Gusts of wind howled through the Ithaca Commons on Wednesday, flapping banners and dragging a rattling tambourine along the ground. But Ithaca’s women were louder.
Nearly 200 women and men stomped along a one-mile loop from City Hall to the Commons in a march that served to both celebrate International Women’s Day and protest proposals from President Donald Trump and other Republicans on issues including health care and immigration.
Women around the country wore red to their jobs or stayed home from work to march or write postcards to representatives on Wednesday as part of a national strike.
Julie Kulik teaches children in a mentor program run by Earth Arts of Ithaca and said she was able to participate in the march because two stay-at-home fathers offered to teach her class for her.
Other women took extended lunches to wear pink hats and advocate for women’s rights along Ithaca’s streets.

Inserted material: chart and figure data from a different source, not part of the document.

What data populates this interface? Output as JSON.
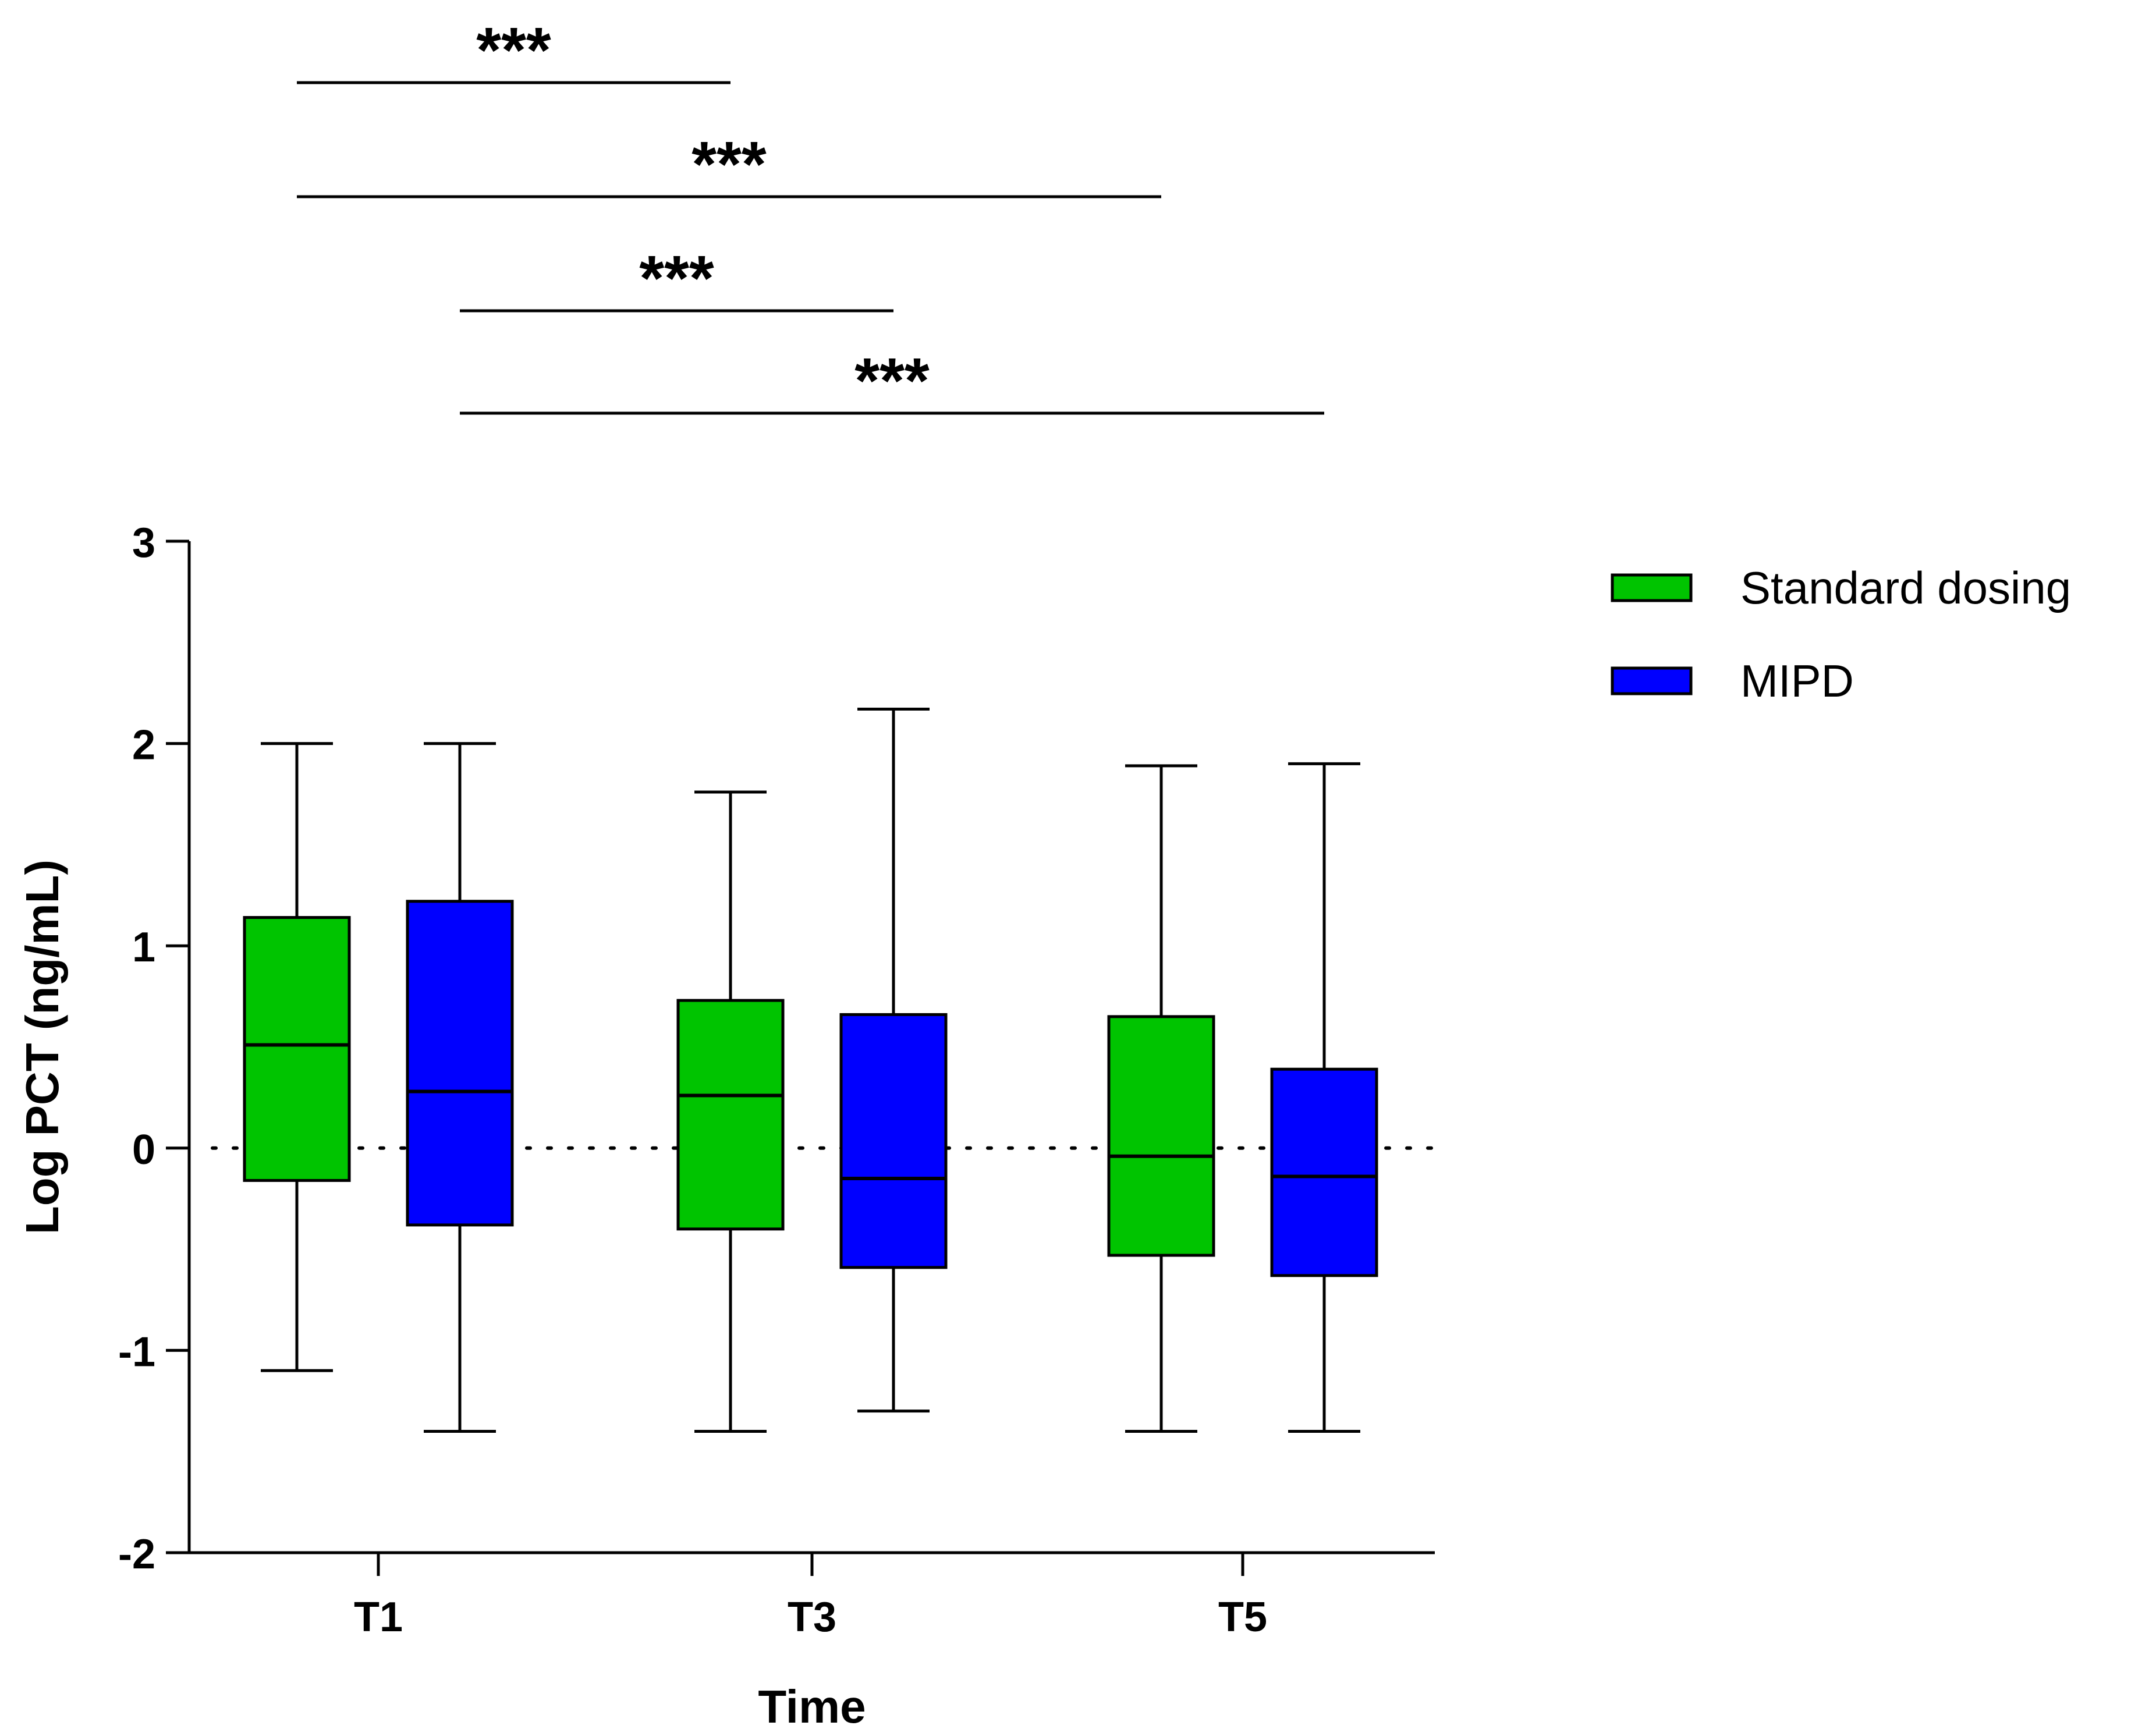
{
  "chart_data": {
    "type": "box",
    "xlabel": "Time",
    "ylabel": "Log PCT (ng/mL)",
    "ylim": [
      -2,
      3
    ],
    "yticks": [
      "3",
      "2",
      "1",
      "0",
      "-1",
      "-2"
    ],
    "ytick_values": [
      3,
      2,
      1,
      0,
      -1,
      -2
    ],
    "categories": [
      "T1",
      "T3",
      "T5"
    ],
    "reference_line": 0,
    "series": [
      {
        "name": "Standard dosing",
        "color": "#00c400",
        "boxes": [
          {
            "category": "T1",
            "min": -1.1,
            "q1": -0.16,
            "median": 0.51,
            "q3": 1.14,
            "max": 2.0
          },
          {
            "category": "T3",
            "min": -1.4,
            "q1": -0.4,
            "median": 0.26,
            "q3": 0.73,
            "max": 1.76
          },
          {
            "category": "T5",
            "min": -1.4,
            "q1": -0.53,
            "median": -0.04,
            "q3": 0.65,
            "max": 1.89
          }
        ]
      },
      {
        "name": "MIPD",
        "color": "#0000ff",
        "boxes": [
          {
            "category": "T1",
            "min": -1.4,
            "q1": -0.38,
            "median": 0.28,
            "q3": 1.22,
            "max": 2.0
          },
          {
            "category": "T3",
            "min": -1.3,
            "q1": -0.59,
            "median": -0.15,
            "q3": 0.66,
            "max": 2.17
          },
          {
            "category": "T5",
            "min": -1.4,
            "q1": -0.63,
            "median": -0.14,
            "q3": 0.39,
            "max": 1.9
          }
        ]
      }
    ],
    "significance": [
      {
        "label": "***",
        "from": "T1 Standard dosing",
        "to": "T3 Standard dosing"
      },
      {
        "label": "***",
        "from": "T1 Standard dosing",
        "to": "T5 Standard dosing"
      },
      {
        "label": "***",
        "from": "T1 MIPD",
        "to": "T3 MIPD"
      },
      {
        "label": "***",
        "from": "T1 MIPD",
        "to": "T5 MIPD"
      }
    ]
  }
}
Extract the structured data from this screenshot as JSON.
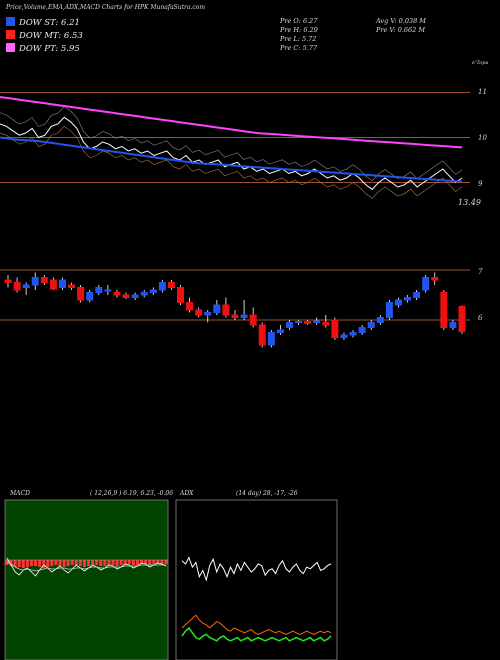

“I am working today but I’m taking several hours off so that they’ll feel my absence,” said Maggie Walsh, who works as a consultant for a contact lens manufacturer. Walsh said her co-workers “all know I’m here and are all supportive of it.”
“They’ll get by without me for a little while,” she added, laughing.
A plethora of signs included etchings such as, “I am a woman, what’s your superpower?” and “Females are strong as hell.”
Kristi Taylor, education director for the Advocacy Center of Tompkins County, said an event at Autumn Leaves bookstore later in the day would encourage Ithacans to write letters to Rep. Tom Reed (R-N.Y.), whose district includes Ithaca, to support the Violence Against Women Act.
The march and strike, which some commentators have said is a protest largely for privileged women, was encouraged with honks of approval from cars and trucks on Green Street and by employees of shops on The Commons.
“It’s beautiful — it’s wonderful,” Abby Schnellinger of My American Crafts said as marchers passed by near the Bernie Milton Pavilion. “I wish I could be more a part of it, but I get to at least show my support from this far.”
Chants of “This is what democracy looks like” and “We want a leader, not a creepy tweeter,” rang out from women and men of all ages as they carried banners around downtown Ithaca.
Walsh, who said she also attended the Women’s March on Jan. 21 in Washington, D.C., said she wanted to continue “the resistance” and show solidarity with refugees and other groups in addition to women. Her dog, Nell, was one of several canines who trotted along with the marchers on Wednesday.
Another woman, Fullis Conroy, said she wanted to stop what she sees as regressive policies and rhetoric from the Trump administration on women’s issues.
“We don’t want to go back to the ’50s,” she said of the marchers. “We want to make sure that women’s rights as well as human rights are covered, and that means reproductive rights, that means LGBTQ rights and that means women’s pay should be equal to men’s.”
“With this administration, we’re going backwards,” she said.